As irmãs Fox foram, pressionadas. A Igreja excomungou-as, como pactuantes com o demónio. Foram acusadas de embusteiras, e ameaçadas fisicamente, muitas vezes. Em 1888, ao comemorar os 40 anos dos fenómenos de Hydesville, Margareth Fox iludida por promessas de favores pecuniários, pelo cardeal Maning, faz publicar uma reportagem no New York Herald em que afirma que os fenómenos que realizaram eram fraudulentos. Todavia, no ano seguinte, arrependida da sua falta de honestidade para com o Espiritismo, reúne grande público no salão de música de Nova Iorque e retracta-se das suas declarações anteriores, não só afirmando que os fenómenos de Hydesville eram reais, como provocando uma série de fenómenos físicos no salão repleto. “A retractação foi publicada na época. 

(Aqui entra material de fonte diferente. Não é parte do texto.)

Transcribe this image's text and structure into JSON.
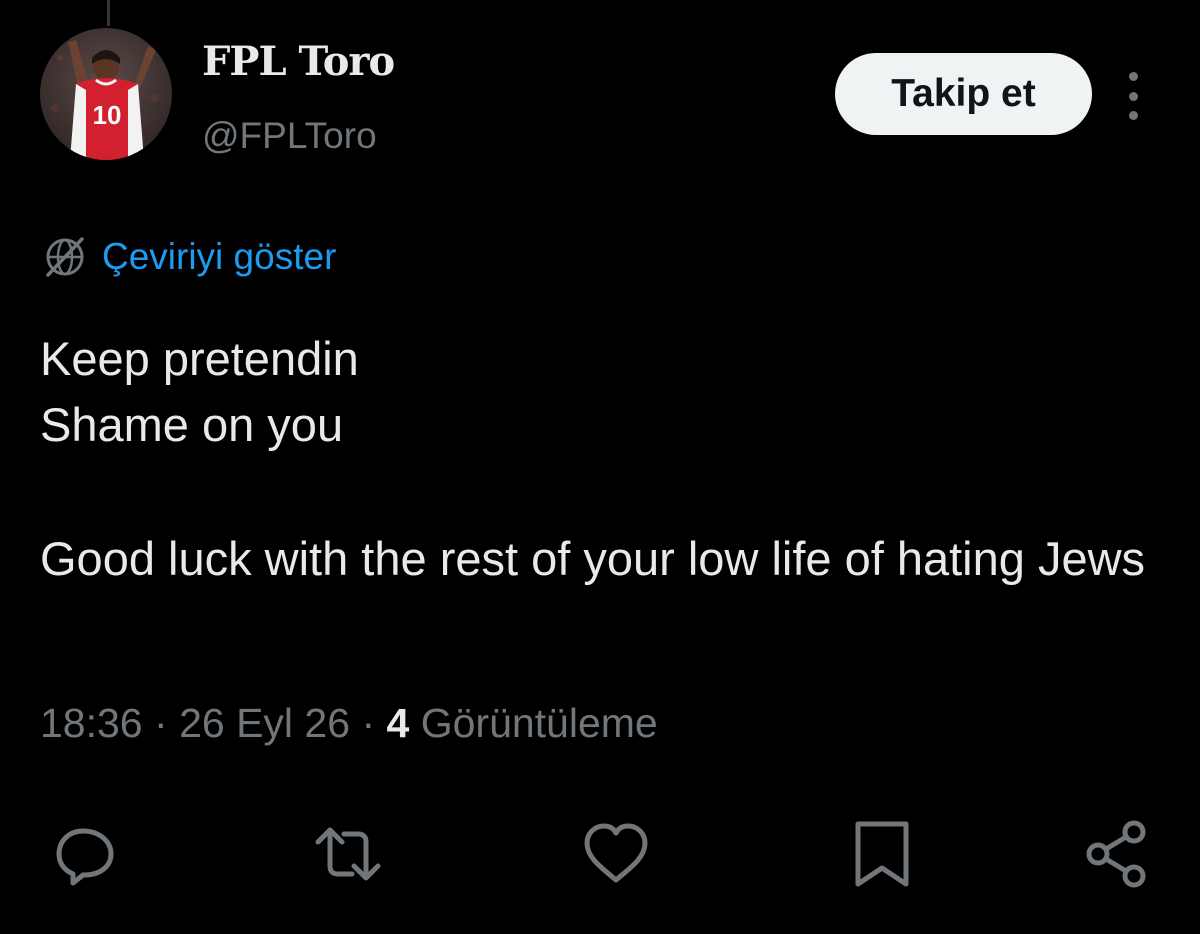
{
  "author": {
    "display_name": "FPL Toro",
    "handle": "@FPLToro",
    "avatar_jersey_number": "10"
  },
  "follow_button": {
    "label": "Takip et"
  },
  "translate": {
    "label": "Çeviriyi göster"
  },
  "tweet": {
    "lines": [
      "Keep pretendin",
      "Shame on you",
      "Good luck with the rest of your low life of hating Jews"
    ]
  },
  "meta": {
    "time": "18:36",
    "date": "26 Eyl 26",
    "separator": "·",
    "views_count": "4",
    "views_label": "Görüntüleme"
  },
  "actions": {
    "icons": [
      "reply-icon",
      "retweet-icon",
      "like-icon",
      "bookmark-icon",
      "share-icon"
    ]
  },
  "colors": {
    "background": "#000000",
    "text_primary": "#e7e9ea",
    "text_secondary": "#71767b",
    "link": "#1d9bf0",
    "button_bg": "#eff3f4",
    "jersey_red": "#d2202f"
  }
}
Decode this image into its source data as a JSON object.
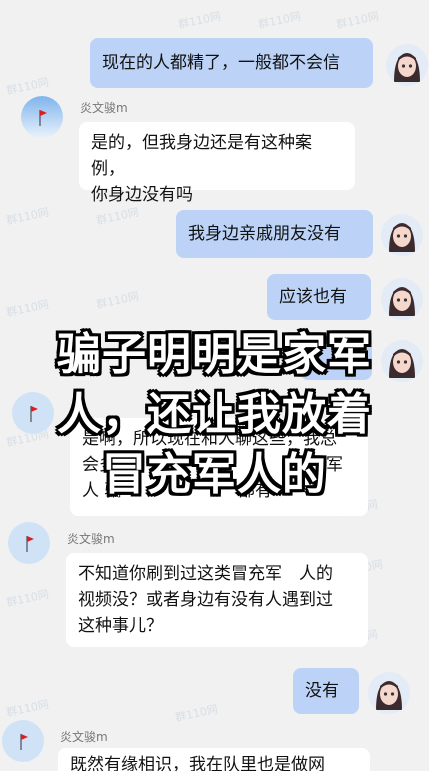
{
  "watermark": "群110网",
  "messages": [
    {
      "side": "out",
      "text": "现在的人都精了，一般都不会信"
    },
    {
      "side": "in",
      "sender": "炎文骏m",
      "lines": [
        "是的，但我身边还是有这种案例，",
        "你身边没有吗"
      ]
    },
    {
      "side": "out",
      "text": "我身边亲戚朋友没有"
    },
    {
      "side": "out",
      "text": "应该也有"
    },
    {
      "side": "in",
      "sender": "炎文骏m",
      "lines": [
        "是啊，所以现在和人聊这些，我总",
        "会多",
        "军",
        "人 骗",
        "部有"
      ]
    },
    {
      "side": "in",
      "sender": "炎文骏m",
      "lines": [
        "不知道你刷到过这类冒充军　人的",
        "视频没？或者身边有没有人遇到过",
        "这种事儿？"
      ]
    },
    {
      "side": "out",
      "text": "没有"
    },
    {
      "side": "in",
      "sender": "炎文骏m",
      "lines": [
        "既然有缘相识，我在队里也是做网"
      ]
    }
  ],
  "overlay": {
    "line1": "骗子明明是家军",
    "line2": "人，还让我放着",
    "line3": "冒充军人的"
  },
  "colors": {
    "out_bubble": "#bcd3f7",
    "in_bubble": "#ffffff",
    "background": "#f1f1f1"
  }
}
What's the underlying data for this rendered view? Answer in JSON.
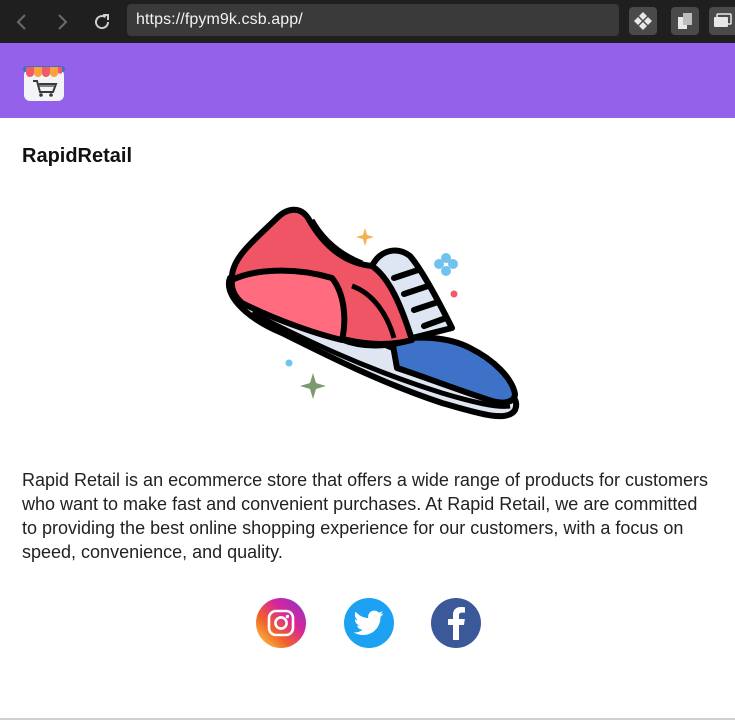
{
  "browser": {
    "url": "https://fpym9k.csb.app/",
    "back_icon": "chevron-left-icon",
    "forward_icon": "chevron-right-icon",
    "reload_icon": "reload-icon"
  },
  "header": {
    "background_color": "#9461eb",
    "logo_icon": "store-cart-icon"
  },
  "main": {
    "title": "RapidRetail",
    "hero_icon": "sneaker-illustration",
    "description": "Rapid Retail is an ecommerce store that offers a wide range of products for customers who want to make fast and convenient purchases. At Rapid Retail, we are committed to providing the best online shopping experience for our customers, with a focus on speed, convenience, and quality."
  },
  "social": [
    {
      "name": "instagram",
      "icon": "instagram-icon",
      "color": "#d6249f"
    },
    {
      "name": "twitter",
      "icon": "twitter-icon",
      "color": "#1da1f2"
    },
    {
      "name": "facebook",
      "icon": "facebook-icon",
      "color": "#3b5998"
    }
  ]
}
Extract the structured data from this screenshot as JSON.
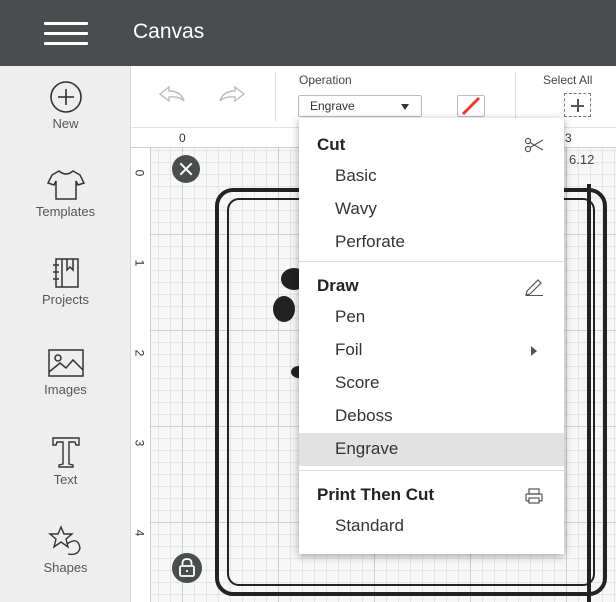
{
  "header": {
    "title": "Canvas"
  },
  "sidebar": {
    "items": [
      {
        "label": "New",
        "icon": "plus-circle-icon"
      },
      {
        "label": "Templates",
        "icon": "tshirt-icon"
      },
      {
        "label": "Projects",
        "icon": "projects-icon"
      },
      {
        "label": "Images",
        "icon": "image-icon"
      },
      {
        "label": "Text",
        "icon": "text-icon"
      },
      {
        "label": "Shapes",
        "icon": "shapes-icon"
      }
    ]
  },
  "toolbar": {
    "operation_label": "Operation",
    "operation_value": "Engrave",
    "select_all_label": "Select All"
  },
  "canvas": {
    "ruler_top": [
      "0",
      "3"
    ],
    "ruler_left": [
      "0",
      "1",
      "2",
      "3",
      "4"
    ],
    "dimension_label": "6.12"
  },
  "operation_menu": {
    "sections": [
      {
        "title": "Cut",
        "icon": "scissors-icon",
        "items": [
          "Basic",
          "Wavy",
          "Perforate"
        ]
      },
      {
        "title": "Draw",
        "icon": "pen-icon",
        "items": [
          "Pen",
          "Foil",
          "Score",
          "Deboss",
          "Engrave"
        ]
      },
      {
        "title": "Print Then Cut",
        "icon": "printer-icon",
        "items": [
          "Standard"
        ]
      }
    ],
    "selected": "Engrave"
  },
  "colors": {
    "topbar": "#4a4d4e",
    "accent_line": "#e63b2e",
    "selected_row": "#e2e2e2"
  }
}
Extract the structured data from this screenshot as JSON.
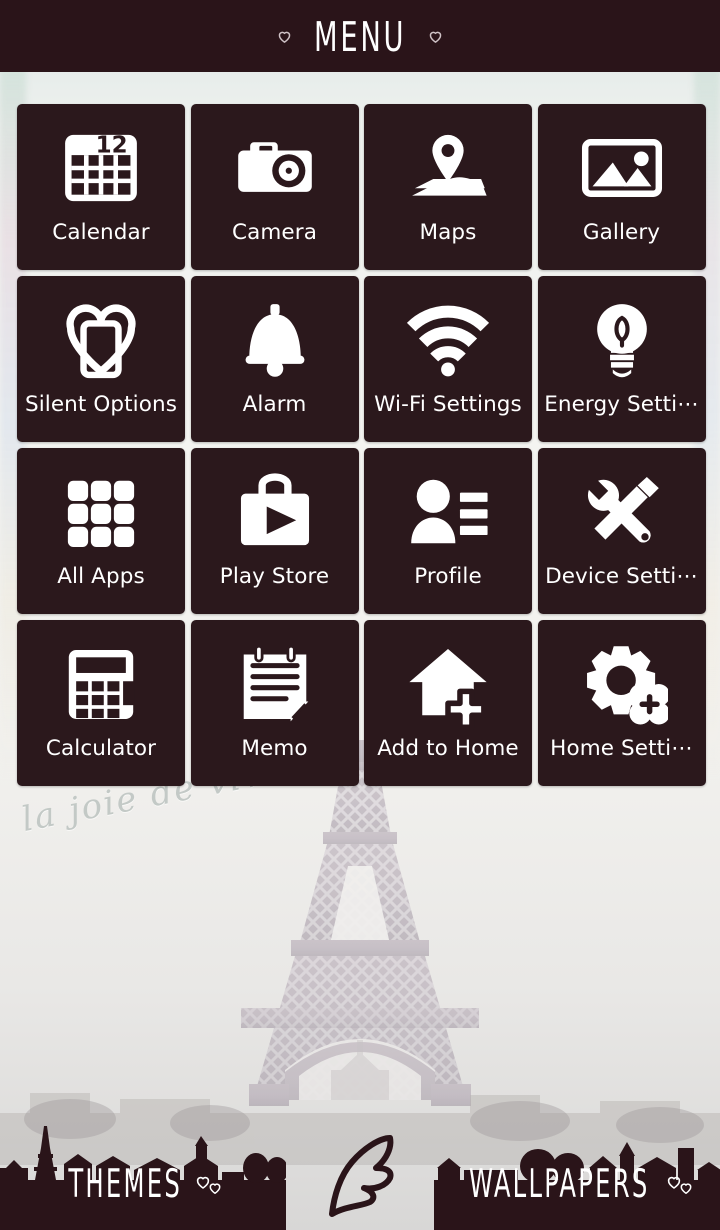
{
  "header": {
    "title": "MENU",
    "left_icon": "heart-icon",
    "right_icon": "heart-icon",
    "background_color": "#2a1419",
    "text_color": "#ffffff"
  },
  "theme": {
    "tile_color": "#2b181c",
    "tile_text_color": "#ffffff",
    "accent_color": "#2a1419",
    "wallpaper_tone": "#f2f1ee"
  },
  "wallpaper": {
    "script_text": "la joie de vivre",
    "script_color": "#c3c9c6",
    "subject": "eiffel-tower"
  },
  "grid": {
    "columns": 4,
    "rows": 4,
    "items": [
      {
        "label": "Calendar",
        "icon": "calendar-icon",
        "badge": "12"
      },
      {
        "label": "Camera",
        "icon": "camera-icon"
      },
      {
        "label": "Maps",
        "icon": "map-pin-icon"
      },
      {
        "label": "Gallery",
        "icon": "gallery-icon"
      },
      {
        "label": "Silent Options",
        "icon": "silent-phone-heart-icon"
      },
      {
        "label": "Alarm",
        "icon": "bell-icon"
      },
      {
        "label": "Wi-Fi Settings",
        "icon": "wifi-icon"
      },
      {
        "label": "Energy Setti⋯",
        "icon": "lightbulb-icon"
      },
      {
        "label": "All Apps",
        "icon": "app-grid-icon"
      },
      {
        "label": "Play Store",
        "icon": "play-store-bag-icon"
      },
      {
        "label": "Profile",
        "icon": "profile-person-icon"
      },
      {
        "label": "Device Setti⋯",
        "icon": "wrench-screwdriver-icon"
      },
      {
        "label": "Calculator",
        "icon": "calculator-icon"
      },
      {
        "label": "Memo",
        "icon": "notepad-icon"
      },
      {
        "label": "Add to Home",
        "icon": "house-plus-icon"
      },
      {
        "label": "Home Setti⋯",
        "icon": "gear-plus-icon"
      }
    ]
  },
  "bottom_bar": {
    "themes_label": "THEMES",
    "wallpapers_label": "WALLPAPERS",
    "center_icon": "feather-quill-icon",
    "heart_icon": "heart-icon",
    "panel_color": "#2a1419"
  }
}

Consta da Light e do jornal americano New York Press, de 20 de Maio de 1889”. “Como, porém, a lealdade e a sinceridade não são requisitos dos espíritos apaixonados, ainda hoje, quando se quer denegrir a fonte do moderno espiritismo, vem à baila a confissão das moças. Na retractação não se toca, ou quando se toca é para mostrar que não há no que confiar. Os pormenores ficam de lado”. Os fenómenos aqui narrados e, as irmãs Fox, suas personagens principais, passaram para o histórico do Espiritismo. No entanto, o Espiritismo não aparece aqui, mas sim mais tarde, com a edição de «O Livro dos Espíritos», de Allan Kardec, em 1857.